E-Sourcing: Remove the Institutional Roadblocks that Limit Value

The first step to successful e-sourcing is to identify the roadblocks preventing movement from beyond a tactical effort to a strategic process


It’s been a decade or so since e-sourcing solutions and related services broke onto the scene. The results of using these strategies have been compelling. The Aberdeen Group reports that companies that adopt e-sourcing practices benefit from many advantages over companies that don’t, including:

  • A 57 percent lower rate of savings leakage.
  • A 21 percent higher rate of procurement contract compliance.
  • A nearly 20 percent higher rate of spend under management

With that kind of documented evidence of the return on investment (ROI), it’s hard to believe that any organization wouldn’t be using e-sourcing for any and all procurement events. But here’s a dirty little secret: While 40 percent of small to mid-size businesses and 45 percent of large organizations have deployed e-sourcing, widespread use remains elusive. In fact, in 2012, Aberdeen Research found that, despite the significant quantifiable results, e-sourcing is employed only 57 percent of the time by best-in-class companies and only 41 percent by all others.
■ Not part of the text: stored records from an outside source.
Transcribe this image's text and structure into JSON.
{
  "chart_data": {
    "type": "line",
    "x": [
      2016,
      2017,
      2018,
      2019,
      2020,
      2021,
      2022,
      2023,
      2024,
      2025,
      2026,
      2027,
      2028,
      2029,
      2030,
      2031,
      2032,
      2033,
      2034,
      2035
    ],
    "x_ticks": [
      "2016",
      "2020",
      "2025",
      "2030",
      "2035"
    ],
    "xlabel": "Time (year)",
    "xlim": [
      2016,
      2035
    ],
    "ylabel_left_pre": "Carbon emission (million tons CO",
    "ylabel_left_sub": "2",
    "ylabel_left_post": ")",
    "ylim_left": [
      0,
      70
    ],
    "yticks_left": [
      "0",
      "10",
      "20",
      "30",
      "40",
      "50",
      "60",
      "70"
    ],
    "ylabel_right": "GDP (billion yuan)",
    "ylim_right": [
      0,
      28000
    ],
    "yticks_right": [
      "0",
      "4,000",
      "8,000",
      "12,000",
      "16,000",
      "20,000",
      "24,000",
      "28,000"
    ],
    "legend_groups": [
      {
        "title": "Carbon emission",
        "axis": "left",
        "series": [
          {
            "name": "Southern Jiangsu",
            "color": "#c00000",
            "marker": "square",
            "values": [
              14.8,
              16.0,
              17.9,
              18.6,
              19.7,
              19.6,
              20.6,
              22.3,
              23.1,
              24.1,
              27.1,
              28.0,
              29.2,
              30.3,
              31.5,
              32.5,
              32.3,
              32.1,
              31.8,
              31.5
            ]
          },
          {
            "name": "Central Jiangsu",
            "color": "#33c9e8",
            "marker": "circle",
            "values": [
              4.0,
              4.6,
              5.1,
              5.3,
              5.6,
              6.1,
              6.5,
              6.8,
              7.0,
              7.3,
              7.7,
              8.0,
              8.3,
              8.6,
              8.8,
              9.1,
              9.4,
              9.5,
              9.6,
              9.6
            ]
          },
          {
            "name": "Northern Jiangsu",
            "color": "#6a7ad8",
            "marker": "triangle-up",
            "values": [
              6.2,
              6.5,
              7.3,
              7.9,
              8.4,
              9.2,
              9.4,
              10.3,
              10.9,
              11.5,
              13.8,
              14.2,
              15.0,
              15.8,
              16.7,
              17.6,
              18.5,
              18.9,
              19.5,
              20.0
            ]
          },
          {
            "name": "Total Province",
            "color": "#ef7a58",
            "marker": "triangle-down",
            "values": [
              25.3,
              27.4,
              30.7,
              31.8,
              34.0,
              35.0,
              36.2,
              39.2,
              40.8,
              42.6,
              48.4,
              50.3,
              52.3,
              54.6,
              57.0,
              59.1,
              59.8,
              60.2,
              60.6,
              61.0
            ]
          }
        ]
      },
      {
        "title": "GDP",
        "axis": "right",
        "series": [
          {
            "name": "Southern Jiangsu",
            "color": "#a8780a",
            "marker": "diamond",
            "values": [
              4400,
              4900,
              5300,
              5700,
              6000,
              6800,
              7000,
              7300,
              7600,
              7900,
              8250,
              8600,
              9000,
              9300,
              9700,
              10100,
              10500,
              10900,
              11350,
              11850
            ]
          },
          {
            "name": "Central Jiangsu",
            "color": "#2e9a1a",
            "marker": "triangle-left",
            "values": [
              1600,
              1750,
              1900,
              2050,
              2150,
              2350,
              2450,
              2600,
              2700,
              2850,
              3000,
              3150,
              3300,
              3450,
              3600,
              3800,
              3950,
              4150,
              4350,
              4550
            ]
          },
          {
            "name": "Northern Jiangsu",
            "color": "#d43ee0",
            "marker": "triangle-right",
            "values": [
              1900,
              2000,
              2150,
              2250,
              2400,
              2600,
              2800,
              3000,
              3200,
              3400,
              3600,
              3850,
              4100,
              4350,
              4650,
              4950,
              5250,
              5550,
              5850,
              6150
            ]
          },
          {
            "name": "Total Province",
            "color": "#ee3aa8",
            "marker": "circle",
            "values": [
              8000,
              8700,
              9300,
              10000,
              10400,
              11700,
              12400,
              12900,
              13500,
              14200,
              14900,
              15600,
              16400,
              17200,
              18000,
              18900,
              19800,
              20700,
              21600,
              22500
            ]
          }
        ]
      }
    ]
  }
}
There are many reasons that maximizing adoption and optimizing the value of e-sourcing can be challenging. In most supply organizations, about 15 percent of users are early adopters. Bringing the rest onboard takes more effort. The biggest reason? Organizational change is hard. In “Exploring Strategic Change” (Prentice Hall, 2008), the authors reported that the failure rate of organizational change efforts may be as a high as 90 percent.

And it may be especially hard for supply management organizations: A 2012 study by the Proxima Group and Nelson Hall found that 98 percent of CFOs believe business engagement and change management are critical capabilities for procurement, while 60 percent of these same CFOs expressed dissatisfaction with procurement in these areas.

Five Organizational Obstacles to Driving Greater Business Value from e-Sourcing

  1. Skepticism about vendor promises around double-digit savings potential.
  2. Fear that long-standing and carefully cultivated relationships with suppliers may suffer.
  3. Belief that skills and institutional knowledge cannot possibly be replaced by software and outside consultants.
  4. Sourcing viewed as tactical with little tie to greater business objectives.
  5. Fewer and fewer supply management staff and resources available to invest in more than the day-to-day operations.

Now, though, in today’s highly competitive business environment, visionary supply management leaders see a bright horizon in which e-sourcing can make a greater contribution to the top line. Some examples include:

  1. The ability to collect information on how suppliers are innovating with new or existing products.
  2. Averting supply disruptions with alternative supplier prices and contract terms immediately available when disaster strikes a primary supplier.
  3. Lowering internal costs and cultivating customer loyalty by protecting them from product price inflation through aggregated purchasing.

Overcoming obstacles can be done. There are simple—and effective—changes that can be made to move toward capturing immense business value from e-sourcing.

#1 Enlist the C-Suite to Champion the Cause

Having CEOs, CFOs and CPOs speak to the business value that can be gained from e-sourcing—in cold, hard and compelling financial language—is a powerful antidote to reluctant buyers’ perceptions.

#2 Combine Mandates with Incentives

Like any group of people, buyers are driven by different things. The key is to make it easy for them to understand what’s at stake, professionally and personally. Tie compensation and performance goals, in part, to e-sourcing, and clearly articulate and enforce e-sourcing policies to ensure that everyone on the team understands what is at stake.

Sweeten the mandates at the same time, with incentives that reward buyers for reaching particular goals, e.g. sourcing the highest amount of spend. Success—and public recognition of achievement—can be a huge motivator.